There is a raft of dramatic adverts exhorting us to conserve energy, and a rollout of smart metering is on the horizon. And latterly, coming in a poor third behind climate-change sceptic Australia and California, it announced that the sale of incandescent lightbulbs would be phased out in four years. Yet there has been no similar action on white goods, even though most major manufacturers don’t place their top rated energy-efficient models on the UK market. Nor has there been any action on fuel efficiency or against the petrol engine, although plug-in technology exists and should be clearly heralded as the future.

As with refurbishing the housing stock to make it more heat and energy efficient this could be achieved with negligible tax and incentive measures. The Tyndall Centre’s assessment of the EWP is damning and precise: ‘The climate change premise of the energy white paper is admirable. By contrast, the content is not commensurate with the Government’s 2°C commitment nor its claim to be providing ‘international leadership’ through ‘the credibility and influence’ of its domestic policies.

‘Given the Government’s acknowledgement of the seriousness of the climate change threat, the EWP only serves to reinforce the shameful political expedience of current UK policy.’

If we do act to use the world’s remaining meagre reserves of fossil fuels to switch to renewable technologies over the next 23 years, the future is bright. We will still have the security of a home, that is energy-efficient, we will still be able to enjoy our electrical gadgets, we will still be able to drive.

There will be constraints on production, but productivity will become to be measured on quality (longevity) rather than quantity of units produced, to conserve resources and energy use. But while there are potential job losses in manufacturing there are potential job gains in the service sector. The growth potential for small and medium enterprises is immense, as would be the export potential to our knowledge economy of gaining the firstmover advantage in switching to pioneering renewable technology.

The billions of pounds we currently spend on importing fossil fuels would instead be spent within the UK. The switch over will change our working patterns and habits, as is to be expected from what is essentially the third industrial revolution. As a semi decentralised system, it will be resilient to failure or attack and eventually supplemented by a smart grid where households become renewable generators.

If we don’t make the switch, our horizons will narrow to a degree that few of us in the developed world can begin to imagine. If we fail to embrace the future we will be left hostage to fortune.

As Colin Challen MP, chairman of the all-party committee on climate change, said at the launch of the CAT report: ‘We should not be asking our politicians can we do this – we should be asking why aren’t we doing this.’
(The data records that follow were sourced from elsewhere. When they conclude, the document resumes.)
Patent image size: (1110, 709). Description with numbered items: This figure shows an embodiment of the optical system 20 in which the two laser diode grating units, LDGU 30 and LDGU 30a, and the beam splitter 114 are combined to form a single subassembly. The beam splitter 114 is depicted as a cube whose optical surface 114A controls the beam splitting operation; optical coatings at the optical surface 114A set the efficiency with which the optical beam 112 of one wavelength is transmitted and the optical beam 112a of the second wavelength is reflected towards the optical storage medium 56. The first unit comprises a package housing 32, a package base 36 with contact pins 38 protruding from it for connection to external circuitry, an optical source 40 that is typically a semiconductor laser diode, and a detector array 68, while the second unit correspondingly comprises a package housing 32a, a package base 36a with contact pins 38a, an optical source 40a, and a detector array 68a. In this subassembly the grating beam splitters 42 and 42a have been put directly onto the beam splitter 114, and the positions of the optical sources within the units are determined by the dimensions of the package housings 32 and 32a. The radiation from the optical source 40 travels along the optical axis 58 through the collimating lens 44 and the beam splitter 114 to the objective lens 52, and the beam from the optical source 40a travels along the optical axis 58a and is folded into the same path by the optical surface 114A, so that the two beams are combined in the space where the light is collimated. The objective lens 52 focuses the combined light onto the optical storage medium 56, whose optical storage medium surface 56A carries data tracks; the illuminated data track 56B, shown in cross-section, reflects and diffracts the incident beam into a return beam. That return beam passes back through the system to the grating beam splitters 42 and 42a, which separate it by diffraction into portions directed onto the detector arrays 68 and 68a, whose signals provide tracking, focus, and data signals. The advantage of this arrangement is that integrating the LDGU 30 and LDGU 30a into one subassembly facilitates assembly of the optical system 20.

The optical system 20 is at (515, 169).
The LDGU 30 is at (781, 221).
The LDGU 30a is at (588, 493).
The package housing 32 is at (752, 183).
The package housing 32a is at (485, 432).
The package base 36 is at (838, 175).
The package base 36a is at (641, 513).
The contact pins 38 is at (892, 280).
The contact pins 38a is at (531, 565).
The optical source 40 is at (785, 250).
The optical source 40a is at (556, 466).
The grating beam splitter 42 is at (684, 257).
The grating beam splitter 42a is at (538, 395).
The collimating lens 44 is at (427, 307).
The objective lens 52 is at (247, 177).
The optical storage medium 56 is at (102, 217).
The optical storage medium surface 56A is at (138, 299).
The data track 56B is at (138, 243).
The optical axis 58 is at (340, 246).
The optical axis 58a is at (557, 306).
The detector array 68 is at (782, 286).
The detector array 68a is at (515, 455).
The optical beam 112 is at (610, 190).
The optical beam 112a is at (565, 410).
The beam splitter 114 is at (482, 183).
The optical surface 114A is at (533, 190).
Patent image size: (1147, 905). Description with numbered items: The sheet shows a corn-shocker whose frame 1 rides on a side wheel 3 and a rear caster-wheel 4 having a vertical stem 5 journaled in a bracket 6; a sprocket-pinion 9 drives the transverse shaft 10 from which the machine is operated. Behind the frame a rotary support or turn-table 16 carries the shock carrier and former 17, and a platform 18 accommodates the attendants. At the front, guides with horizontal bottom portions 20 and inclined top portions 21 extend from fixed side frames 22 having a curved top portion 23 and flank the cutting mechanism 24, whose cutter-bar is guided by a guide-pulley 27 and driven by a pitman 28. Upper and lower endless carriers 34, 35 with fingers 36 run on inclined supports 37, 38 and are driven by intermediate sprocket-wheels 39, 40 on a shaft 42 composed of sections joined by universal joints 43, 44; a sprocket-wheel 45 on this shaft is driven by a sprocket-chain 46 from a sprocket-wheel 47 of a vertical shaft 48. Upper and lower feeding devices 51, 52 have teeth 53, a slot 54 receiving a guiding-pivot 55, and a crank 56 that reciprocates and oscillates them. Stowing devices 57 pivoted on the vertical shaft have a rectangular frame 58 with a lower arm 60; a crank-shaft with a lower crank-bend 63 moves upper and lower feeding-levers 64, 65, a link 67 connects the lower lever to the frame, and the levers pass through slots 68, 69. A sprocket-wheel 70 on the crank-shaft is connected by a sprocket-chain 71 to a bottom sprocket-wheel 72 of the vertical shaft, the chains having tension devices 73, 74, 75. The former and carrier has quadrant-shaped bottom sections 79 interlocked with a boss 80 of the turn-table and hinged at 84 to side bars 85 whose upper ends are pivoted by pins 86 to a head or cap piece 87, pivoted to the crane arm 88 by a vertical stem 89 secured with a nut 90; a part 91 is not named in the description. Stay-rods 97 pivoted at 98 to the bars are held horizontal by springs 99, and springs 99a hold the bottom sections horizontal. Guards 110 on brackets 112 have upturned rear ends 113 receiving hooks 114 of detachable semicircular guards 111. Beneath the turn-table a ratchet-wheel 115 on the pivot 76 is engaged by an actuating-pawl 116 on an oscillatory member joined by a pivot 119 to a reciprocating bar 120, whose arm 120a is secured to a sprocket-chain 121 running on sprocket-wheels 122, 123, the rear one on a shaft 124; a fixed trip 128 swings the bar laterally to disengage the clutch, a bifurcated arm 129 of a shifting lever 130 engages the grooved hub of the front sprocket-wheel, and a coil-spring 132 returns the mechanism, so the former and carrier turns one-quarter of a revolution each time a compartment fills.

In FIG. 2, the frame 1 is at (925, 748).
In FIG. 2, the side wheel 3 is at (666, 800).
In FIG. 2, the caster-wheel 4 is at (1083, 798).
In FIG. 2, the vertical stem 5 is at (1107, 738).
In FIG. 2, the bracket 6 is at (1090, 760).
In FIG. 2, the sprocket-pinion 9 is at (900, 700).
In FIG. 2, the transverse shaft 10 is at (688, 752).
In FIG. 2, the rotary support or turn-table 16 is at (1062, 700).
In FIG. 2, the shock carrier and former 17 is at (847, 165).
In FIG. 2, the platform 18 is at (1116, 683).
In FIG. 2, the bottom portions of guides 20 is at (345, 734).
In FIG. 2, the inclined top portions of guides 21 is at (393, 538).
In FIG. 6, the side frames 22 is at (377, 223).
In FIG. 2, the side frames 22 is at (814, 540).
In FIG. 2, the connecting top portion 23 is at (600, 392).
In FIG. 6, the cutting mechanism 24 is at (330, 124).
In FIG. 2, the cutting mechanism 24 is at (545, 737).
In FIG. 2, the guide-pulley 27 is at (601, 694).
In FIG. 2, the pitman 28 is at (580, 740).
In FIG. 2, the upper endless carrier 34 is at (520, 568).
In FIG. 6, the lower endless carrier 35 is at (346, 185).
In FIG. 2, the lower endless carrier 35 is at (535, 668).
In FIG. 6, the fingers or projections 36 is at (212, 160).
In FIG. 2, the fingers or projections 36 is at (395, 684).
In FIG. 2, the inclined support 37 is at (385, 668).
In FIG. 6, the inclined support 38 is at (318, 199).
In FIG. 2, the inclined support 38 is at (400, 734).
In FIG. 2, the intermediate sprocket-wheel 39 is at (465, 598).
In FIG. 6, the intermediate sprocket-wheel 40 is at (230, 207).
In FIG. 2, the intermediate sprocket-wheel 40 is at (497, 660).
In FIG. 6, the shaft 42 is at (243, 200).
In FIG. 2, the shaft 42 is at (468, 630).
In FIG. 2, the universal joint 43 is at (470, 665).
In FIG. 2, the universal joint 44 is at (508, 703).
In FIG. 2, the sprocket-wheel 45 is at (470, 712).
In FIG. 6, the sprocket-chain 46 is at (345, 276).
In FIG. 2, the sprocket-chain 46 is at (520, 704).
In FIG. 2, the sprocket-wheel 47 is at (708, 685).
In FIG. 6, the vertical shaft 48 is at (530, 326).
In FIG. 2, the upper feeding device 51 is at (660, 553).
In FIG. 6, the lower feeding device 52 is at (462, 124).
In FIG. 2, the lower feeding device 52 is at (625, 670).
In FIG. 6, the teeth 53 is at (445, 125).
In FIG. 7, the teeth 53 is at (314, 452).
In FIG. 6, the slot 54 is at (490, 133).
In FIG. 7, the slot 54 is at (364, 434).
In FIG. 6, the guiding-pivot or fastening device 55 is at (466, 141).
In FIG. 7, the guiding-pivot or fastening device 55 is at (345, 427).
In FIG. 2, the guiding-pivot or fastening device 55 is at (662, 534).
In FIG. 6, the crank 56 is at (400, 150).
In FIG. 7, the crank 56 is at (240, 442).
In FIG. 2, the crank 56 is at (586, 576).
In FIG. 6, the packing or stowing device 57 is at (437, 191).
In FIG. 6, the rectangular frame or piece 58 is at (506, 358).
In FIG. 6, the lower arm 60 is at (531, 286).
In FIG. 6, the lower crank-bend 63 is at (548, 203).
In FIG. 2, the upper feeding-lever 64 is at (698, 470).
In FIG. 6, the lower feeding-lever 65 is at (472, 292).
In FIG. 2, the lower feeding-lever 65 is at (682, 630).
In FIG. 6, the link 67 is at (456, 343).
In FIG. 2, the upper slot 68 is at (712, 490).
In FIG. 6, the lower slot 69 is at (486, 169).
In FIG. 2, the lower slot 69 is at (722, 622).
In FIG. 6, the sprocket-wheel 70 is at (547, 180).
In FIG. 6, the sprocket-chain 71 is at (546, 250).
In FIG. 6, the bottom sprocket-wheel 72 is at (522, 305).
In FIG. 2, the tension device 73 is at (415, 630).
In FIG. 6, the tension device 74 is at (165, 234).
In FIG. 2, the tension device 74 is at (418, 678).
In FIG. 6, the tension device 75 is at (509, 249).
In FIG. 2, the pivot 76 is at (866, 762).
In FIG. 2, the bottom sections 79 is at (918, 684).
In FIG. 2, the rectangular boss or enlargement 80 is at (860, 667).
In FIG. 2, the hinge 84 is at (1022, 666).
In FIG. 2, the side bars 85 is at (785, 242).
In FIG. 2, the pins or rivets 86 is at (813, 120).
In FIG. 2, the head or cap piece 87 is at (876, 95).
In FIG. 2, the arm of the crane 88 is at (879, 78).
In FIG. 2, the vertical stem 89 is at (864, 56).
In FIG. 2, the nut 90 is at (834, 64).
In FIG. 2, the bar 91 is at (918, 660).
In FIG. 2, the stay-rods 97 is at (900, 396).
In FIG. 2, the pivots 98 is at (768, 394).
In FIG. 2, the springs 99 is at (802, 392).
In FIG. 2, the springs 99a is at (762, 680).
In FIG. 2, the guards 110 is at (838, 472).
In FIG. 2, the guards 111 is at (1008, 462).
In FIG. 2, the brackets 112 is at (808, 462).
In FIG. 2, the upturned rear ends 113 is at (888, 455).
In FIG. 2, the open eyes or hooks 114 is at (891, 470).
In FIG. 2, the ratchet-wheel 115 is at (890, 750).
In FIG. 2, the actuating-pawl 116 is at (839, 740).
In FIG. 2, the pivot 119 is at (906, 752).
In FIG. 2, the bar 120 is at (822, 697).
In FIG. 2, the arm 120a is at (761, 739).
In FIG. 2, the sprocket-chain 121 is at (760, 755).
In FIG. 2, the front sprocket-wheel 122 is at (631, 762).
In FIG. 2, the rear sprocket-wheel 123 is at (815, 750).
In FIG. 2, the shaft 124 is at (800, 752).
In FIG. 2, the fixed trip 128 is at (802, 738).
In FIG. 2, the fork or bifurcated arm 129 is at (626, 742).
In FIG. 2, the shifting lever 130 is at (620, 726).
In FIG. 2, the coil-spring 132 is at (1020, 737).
Some alternatives to current sources of energy:

Power On - Clean Coal

Power On - Energy from Waste

Power On - Nuclear Power

Power On - Wind

Power On - Tidal Power

Power On - Solar Power

 

Energy glossary

Kilowatt-hour (kWh):

A kilowatt-hour is the standard ‘unit’ of power that appears on your bill. In the UK, the average household uses 3,300 kWh of electricity and 20,500 kWh of gas every year.

Megawatt-hour (MWh):

One megawatt hour is equal to 1000 kilowatt-hours.

Gigawatt-hour (GWh):

One gigawatt-hour is 1000 megawatt-hours.

Terawatt-hour (TWh):

One terawatt-hour is 1000 gigawatt-hours.